I'll just address point 4 as the answer from Sachith deals with the first 3. You have selected a GC that will not perform old gen (or full) gc until it's really needed. Full gc is the most expensive and the cpu cycles are dedicated to your work instead. Using concurrent gc:s will remove some or all of the full gc:s but you will lose cpu cycles instead. So, there are no guarantees that a concurrent gc will actually be faster. Also, from your flags -Xms31200m -Xmx31200m . You are setting the min and max sizes of the heap to the same and that means that the VM will not perform any ergonomics (adaptions) on the heap. Depending on how important the performance of your app is and you have a decent test env, I would suggest testing different gc:s and see what kind of performance you get. I would also use the factory setting for everything except max heap and see how far that gets you.

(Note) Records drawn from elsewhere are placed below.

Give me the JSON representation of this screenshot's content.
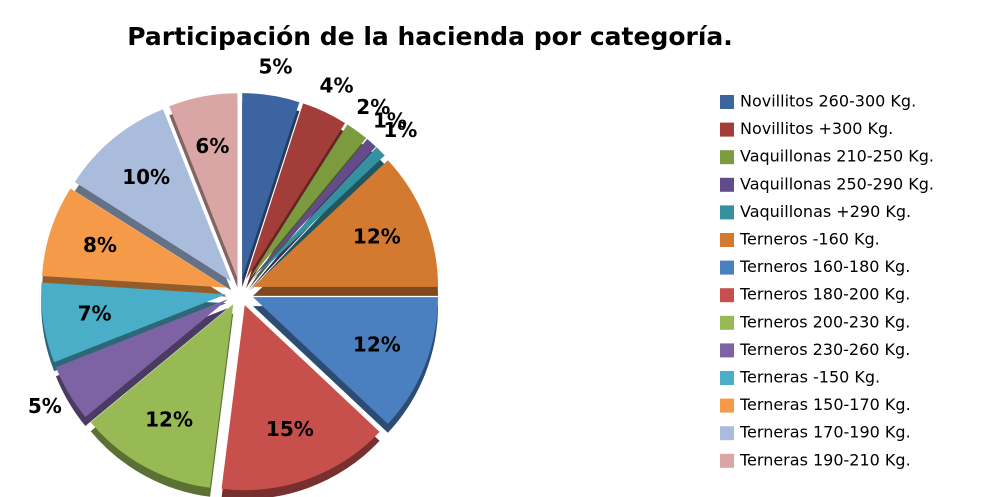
{
  "chart_data": {
    "type": "pie",
    "title": "Participación de la hacienda  por categoría.",
    "categories": [
      "Novillitos 260-300 Kg.",
      "Novillitos +300 Kg.",
      "Vaquillonas 210-250 Kg.",
      "Vaquillonas 250-290 Kg.",
      "Vaquillonas +290 Kg.",
      "Terneros -160 Kg.",
      "Terneros 160-180 Kg.",
      "Terneros 180-200 Kg.",
      "Terneros 200-230 Kg.",
      "Terneros 230-260 Kg.",
      "Terneras -150 Kg.",
      "Terneras 150-170 Kg.",
      "Terneras 170-190 Kg.",
      "Terneras 190-210 Kg."
    ],
    "values": [
      5,
      4,
      2,
      1,
      1,
      12,
      12,
      15,
      12,
      5,
      7,
      8,
      10,
      6
    ],
    "value_labels": [
      "5%",
      "4%",
      "2%",
      "1%",
      "1%",
      "12%",
      "12%",
      "15%",
      "12%",
      "5%",
      "7%",
      "8%",
      "10%",
      "6%"
    ],
    "colors": [
      "#3b64a0",
      "#a33d3a",
      "#7c9a3e",
      "#644c8a",
      "#35909f",
      "#d47a30",
      "#4a7fc0",
      "#c8504c",
      "#98ba55",
      "#7d63a3",
      "#4aaec8",
      "#f59a48",
      "#a9bcdc",
      "#d9a6a5"
    ],
    "legend": "right"
  }
}
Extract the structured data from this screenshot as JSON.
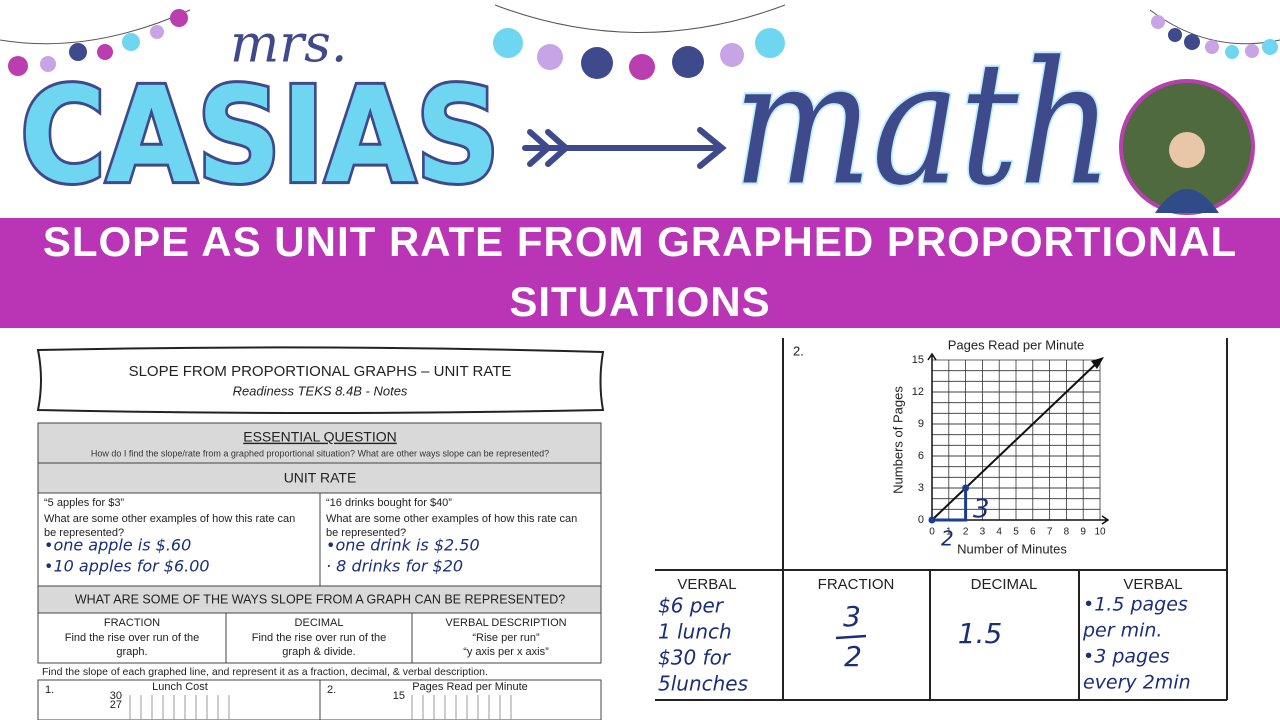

Well, answering your number of questions cannot be done with simple explanations;

  1. JVM uses -XX:SurvivorRatio parameter to define survivor generation size. Default value for this is -XX:SurvivorRatio=8 . This is a ratio and this mean survivor space is one-eighth of the size of the Eden space. For your case this gives your survivor space size - 1/8 * 20GB . According to this document this often not important for performance. Since you're setting fixed large size for the young generation, old generation stay the same. Using -XX:+UseAdaptiveSizePolicy for ParallelGC may help to adapt the size around young/old boundary. Also, larger the young generation, less often GC minor collections happens. Seems these minor collections would be the case you see survival space slightly shrink and grow.

  2. threshold has chosen by the JVM for ParallelGC. As per this article ,

If survivor spaces are too small, copying collection overflows directly into the tenured generation. If survivor spaces are too large, they will be uselessly empty. At each garbage collection, the virtual machine chooses a threshold number, which is the number of times an object can be copied before it is tenured. This threshold is chosen to keep the survivors half full.

This seems like an aggressive behavior. But the minor collection cycles are significantly apart and it seems, if required threshold is allowed to change up to 15 as well.

  1. If some objects lives desired amount of garbage collection cycles in the young generation, as ParallelGC design, they are destined to move to old generation. You cannot guarantee, how large the young generation is, long survived objects stays in the young generation forever. Young generation is for rapidly allocating and deallocating objects, not for long living objects. So, as you observed, eventually old generation gets filled and clean up.

  2. Assuming you're using Java 8 or later version, to improve the throughput of the program, I would say, use the G1GC instead of ParallelGC. Since your heap is significantly large, G1GC would be the ideal choice. G1GC algorithm designed to execute on very large terra byte (TB) heap spaces with minimal pause time. G1GC recommend to use on heaps larger than 6GB ( Garbage First Garbage Collector Tuning ). When using the G1GC, -XX:+UseStringDeduplication would be a great help if your program work with large String objects. This GC partition the entire heap space into multiple small regions and execute the collection process using parallel and concurrent threads.

There are two other experimental GCs also there ( ZGC and Shenandoah ) which released with Java 11 and Java 12 respectively. These GCs significantly reduce the pause time with more garbage collection.

Update: ZGC and Shenandoah stable releases are available with Java 15 released on September 2020.